Posted by: Other Tom | May 17, 2007 at 09:49 PM
JMH-
I think I know what you may be thinking about. Was it the letter that many were it touting, and Anonymous Liberal was saying had been requested by the Pentagon, when in reality it was just a guy who issued his un-asked-for anti-Admin position of his own volition?
It was not Wilkinson or Paul Pillar, but it came out right about that time. And I thought the guys name was Scott.
I remember discussing it on this blog, and I remember AL went away for a long time after that.
Hmmmm....let me think.
Posted by: Maybeex | May 17, 2007 at 11:06 PM
Cathy f, Prof Kmiec seems to be reading your posts. In any event he agrees with you.

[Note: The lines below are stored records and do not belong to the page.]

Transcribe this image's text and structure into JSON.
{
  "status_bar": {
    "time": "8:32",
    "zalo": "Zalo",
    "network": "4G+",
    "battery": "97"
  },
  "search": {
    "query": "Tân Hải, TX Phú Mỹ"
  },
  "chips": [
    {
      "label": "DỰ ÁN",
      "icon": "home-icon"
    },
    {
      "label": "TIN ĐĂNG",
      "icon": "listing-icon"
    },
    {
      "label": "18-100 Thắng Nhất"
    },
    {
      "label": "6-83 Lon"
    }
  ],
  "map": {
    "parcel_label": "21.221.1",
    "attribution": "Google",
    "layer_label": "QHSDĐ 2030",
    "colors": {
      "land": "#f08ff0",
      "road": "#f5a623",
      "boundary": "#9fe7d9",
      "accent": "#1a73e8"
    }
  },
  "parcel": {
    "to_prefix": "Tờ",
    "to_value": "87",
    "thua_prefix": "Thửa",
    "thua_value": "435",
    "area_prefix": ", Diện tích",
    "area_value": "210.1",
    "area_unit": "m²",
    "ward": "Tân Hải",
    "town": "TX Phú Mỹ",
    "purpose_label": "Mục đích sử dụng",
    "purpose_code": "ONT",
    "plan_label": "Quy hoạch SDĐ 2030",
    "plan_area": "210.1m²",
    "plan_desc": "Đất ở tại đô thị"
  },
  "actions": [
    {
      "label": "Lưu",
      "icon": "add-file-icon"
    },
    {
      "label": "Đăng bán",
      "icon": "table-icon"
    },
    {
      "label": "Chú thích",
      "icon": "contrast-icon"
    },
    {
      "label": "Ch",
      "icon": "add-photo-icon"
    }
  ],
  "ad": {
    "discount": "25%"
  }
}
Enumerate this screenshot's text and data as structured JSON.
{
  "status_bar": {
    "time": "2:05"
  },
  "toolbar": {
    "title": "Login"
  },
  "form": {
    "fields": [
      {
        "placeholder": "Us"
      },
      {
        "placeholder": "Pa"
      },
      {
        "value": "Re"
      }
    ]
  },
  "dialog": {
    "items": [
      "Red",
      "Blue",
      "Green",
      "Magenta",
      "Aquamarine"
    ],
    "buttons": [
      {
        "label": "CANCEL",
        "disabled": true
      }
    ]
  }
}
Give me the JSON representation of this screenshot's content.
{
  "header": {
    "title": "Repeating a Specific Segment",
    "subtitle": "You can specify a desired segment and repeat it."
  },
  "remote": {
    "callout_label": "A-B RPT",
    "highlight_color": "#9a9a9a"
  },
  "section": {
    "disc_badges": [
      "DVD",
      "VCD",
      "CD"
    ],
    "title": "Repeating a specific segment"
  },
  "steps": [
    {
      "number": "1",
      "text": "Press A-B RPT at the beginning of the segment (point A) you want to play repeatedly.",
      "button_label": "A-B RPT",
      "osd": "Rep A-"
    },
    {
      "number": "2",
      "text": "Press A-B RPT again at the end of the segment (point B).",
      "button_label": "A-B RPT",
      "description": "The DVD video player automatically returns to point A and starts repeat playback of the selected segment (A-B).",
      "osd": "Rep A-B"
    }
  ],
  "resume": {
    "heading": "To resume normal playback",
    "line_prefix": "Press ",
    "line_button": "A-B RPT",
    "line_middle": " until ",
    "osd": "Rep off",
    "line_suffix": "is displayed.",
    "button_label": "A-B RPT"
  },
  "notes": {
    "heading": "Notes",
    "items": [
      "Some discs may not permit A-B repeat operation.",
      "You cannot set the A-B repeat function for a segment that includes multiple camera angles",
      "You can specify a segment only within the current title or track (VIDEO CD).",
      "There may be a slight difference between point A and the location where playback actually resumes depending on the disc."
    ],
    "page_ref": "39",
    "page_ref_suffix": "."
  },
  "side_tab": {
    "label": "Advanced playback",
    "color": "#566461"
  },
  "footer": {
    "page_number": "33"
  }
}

http://www.washingtonpost.com/wp-dyn/content/article/2007/05/17/AR2007051701973.html>Comey's histrionic account
Posted by: clarice | May 18, 2007 at 04:39 PM
wow power leveling
wow powerleveling
world of warcraft power leveling
ffxi power leveling
ffxi powerleveling
lotro powerleveling
lotro power leveling
wow power leveling
wow powerleveling
world of warcraft power leveling
ffxi power leveling
ffxi powerleveling
ffxi
ffxi gil
lotro powerleveling
lotro power leveling
lotro gold
wow power leveling
wow powerleveling
world of warcraft power leveling
wow powerleveln
wow power leveln
world of warcraft power leveln
world of warcraft powerleveln
ffxi powerleveling
coh powerleveling
cov power leveling
Posted by: wow power leveling | November 27, 2007 at 02:21 AM
http://www.batteryfast.com/toshiba/pa3534u-1brs.htm>toshiba pa3534u-1brs battery
Posted by: laptop battery | October 15, 2008 at 09:49 PM
I think I know what you may be thinking about. Was it the letter that many were it touting, and Anonymous Liberal was saying had been requested by the Pentagon, when in reality it was just a guy who issued his un-asked-for anti-Admin position of his own volition?
It was not Wilkinson or Paul Pillar, but it came out right about that time. And I thought the guys name was Scott.